After reviewing the event data again, I did notice that the "ID" field also appears in the response event (but should be ignored for this use case). I've updated the sample events in this question to reflect that. Is this throwing off your query?

Re: How to visualize percentage rate of matching event pairs that share a common key value?

johnhuang — Wed, 26 Oct 2022 21:54:59 GMT

Yep the logic assumes the ID is null for the response event. Try this instead:

| eval event_type=CASE(MATCH(_raw, "samlp:AuthnRequest"), "request", MATCH(_raw, "samlp:Response"), "response")

Re: How to visualize percentage rate of matching event pairs that share a common key value?

beetlegeuse — Wed, 26 Oct 2022 22:18:09 GMT

Same result...100.0 failure ratio.

It looks like the coalesce statement is grabbing the ID value from the response event (instead of the InResponseTo value) and assigning it to a "response" event_type. I'm wondering if it's doing that since the ID value appears before the InResponseTo value in the event.

Re: How to visualize percentage rate of matching event pairs that share a common key value?

johnhuang — Wed, 26 Oct 2022 22:35:29 GMT

You can try reversing the order of the coalesce.

Re: How to visualize percentage rate of matching event pairs that share a common key value?

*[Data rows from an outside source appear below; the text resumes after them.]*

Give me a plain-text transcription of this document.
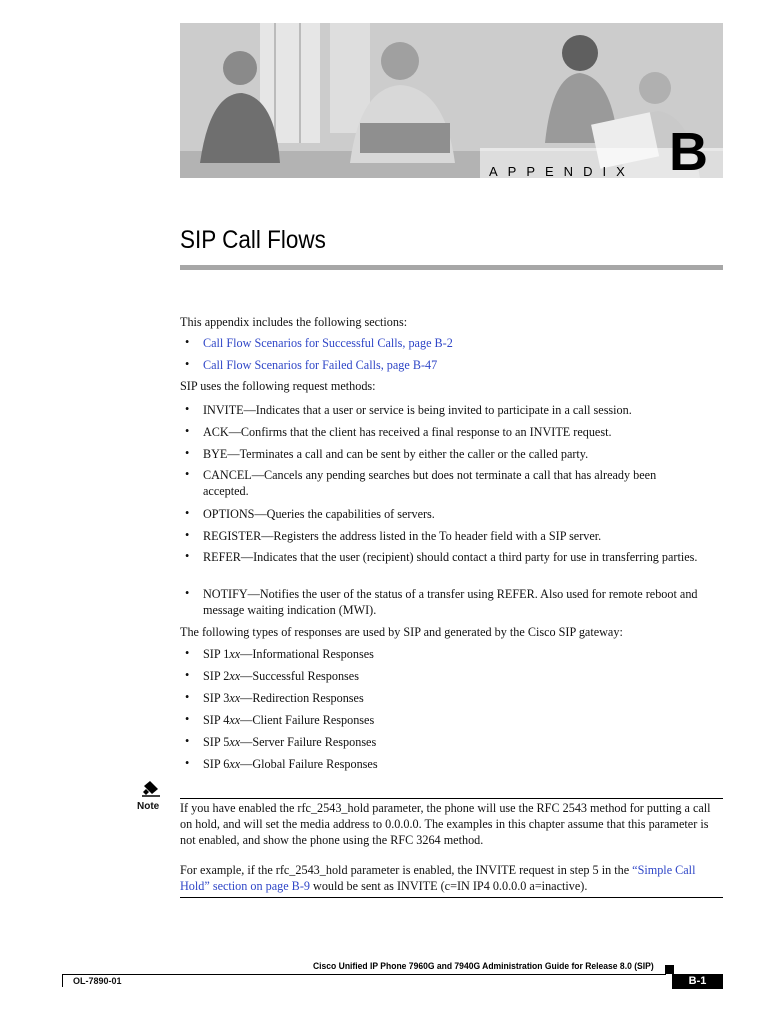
APPENDIX B
SIP Call Flows
This appendix includes the following sections:
• Call Flow Scenarios for Successful Calls, page B-2
• Call Flow Scenarios for Failed Calls, page B-47
SIP uses the following request methods:
• INVITE—Indicates that a user or service is being invited to participate in a call session.
• ACK—Confirms that the client has received a final response to an INVITE request.
• BYE—Terminates a call and can be sent by either the caller or the called party.
• CANCEL—Cancels any pending searches but does not terminate a call that has already been accepted.
• OPTIONS—Queries the capabilities of servers.
• REGISTER—Registers the address listed in the To header field with a SIP server.
• REFER—Indicates that the user (recipient) should contact a third party for use in transferring parties.
• NOTIFY—Notifies the user of the status of a transfer using REFER. Also used for remote reboot and message waiting indication (MWI).
The following types of responses are used by SIP and generated by the Cisco SIP gateway:
• SIP 1xx—Informational Responses
• SIP 2xx—Successful Responses
• SIP 3xx—Redirection Responses
• SIP 4xx—Client Failure Responses
• SIP 5xx—Server Failure Responses
• SIP 6xx—Global Failure Responses
Note If you have enabled the rfc_2543_hold parameter, the phone will use the RFC 2543 method for putting a call on hold, and will set the media address to 0.0.0.0. The examples in this chapter assume that this parameter is not enabled, and show the phone using the RFC 3264 method.
For example, if the rfc_2543_hold parameter is enabled, the INVITE request in step 5 in the “Simple Call Hold” section on page B-9 would be sent as INVITE (c=IN IP4 0.0.0.0 a=inactive).
Cisco Unified IP Phone 7960G and 7940G Administration Guide for Release 8.0 (SIP)
OL-7890-01	B-1
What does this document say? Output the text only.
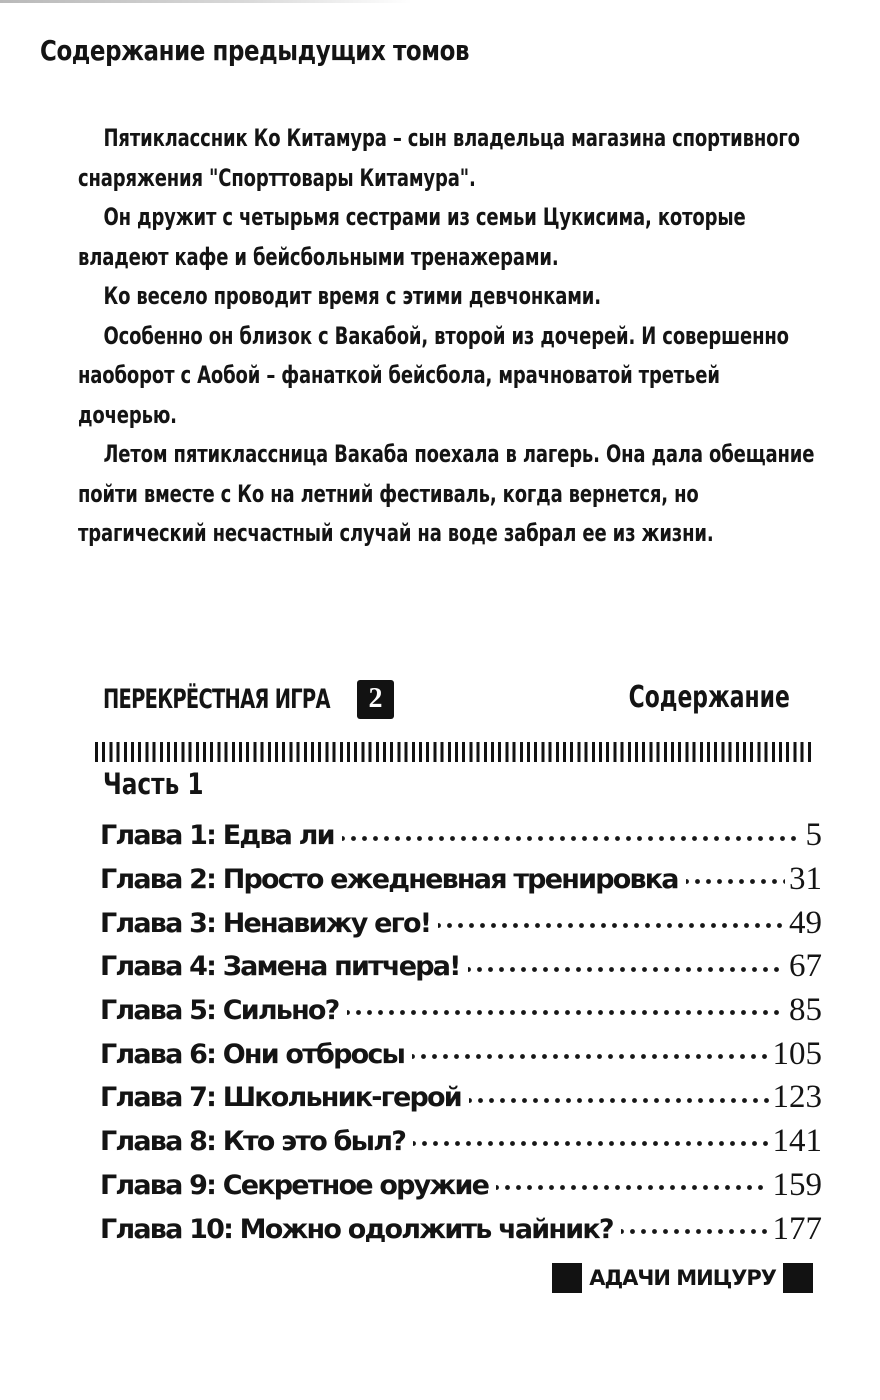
Содержание предыдущих томов

Пятиклассник Ко Китамура – сын владельца магазина спортивного снаряжения "Спорттовары Китамура".

Он дружит с четырьмя сестрами из семьи Цукисима, которые владеют кафе и бейсбольными тренажерами.

Ко весело проводит время с этими девчонками.

Особенно он близок с Вакабой, второй из дочерей. И совершенно наоборот с Аобой – фанаткой бейсбола, мрачноватой третьей дочерью.

Летом пятиклассница Вакаба поехала в лагерь. Она дала обещание пойти вместе с Ко на летний фестиваль, когда вернется, но трагический несчастный случай на воде забрал ее из жизни.

ПЕРЕКРЁСТНАЯ ИГРА	2	Содержание
Часть 1
Глава 1: Едва ли	5
Глава 2: Просто ежедневная тренировка	31
Глава 3: Ненавижу его!	49
Глава 4: Замена питчера!	67
Глава 5: Сильно?	85
Глава 6: Они отбросы	105
Глава 7: Школьник-герой	123
Глава 8: Кто это был?	141
Глава 9: Секретное оружие	159
Глава 10: Можно одолжить чайник?	177
АДАЧИ МИЦУРУ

beetlegeuse — Wed, 26 Oct 2022 22:52:35 GMT

Reversing the order appears to have resulted in the correct field value being aligned with the event_type.

I noticed that some of the values have a single quote on either side of the value; how would I remove those quotes?

Re: How to visualize percentage rate of matching event pairs that share a common key value?

johnhuang — Wed, 26 Oct 2022 22:58:04 GMT

One of these depending what you mean by single quote.

| rex field=event_id mode=sed "s/\"//g"

| rex field=event_id mode=sed "s/\'//g"

Re: How to visualize percentage rate of matching event pairs that share a common key value?

beetlegeuse — Thu, 27 Oct 2022 04:58:39 GMT

Thank you so much! The additional recommendations for sed, reversal of the coalesce field order and the adjustment to the CASE MATCH statement that you provided, when applied to your original solution, has given me a working query that meets expectations.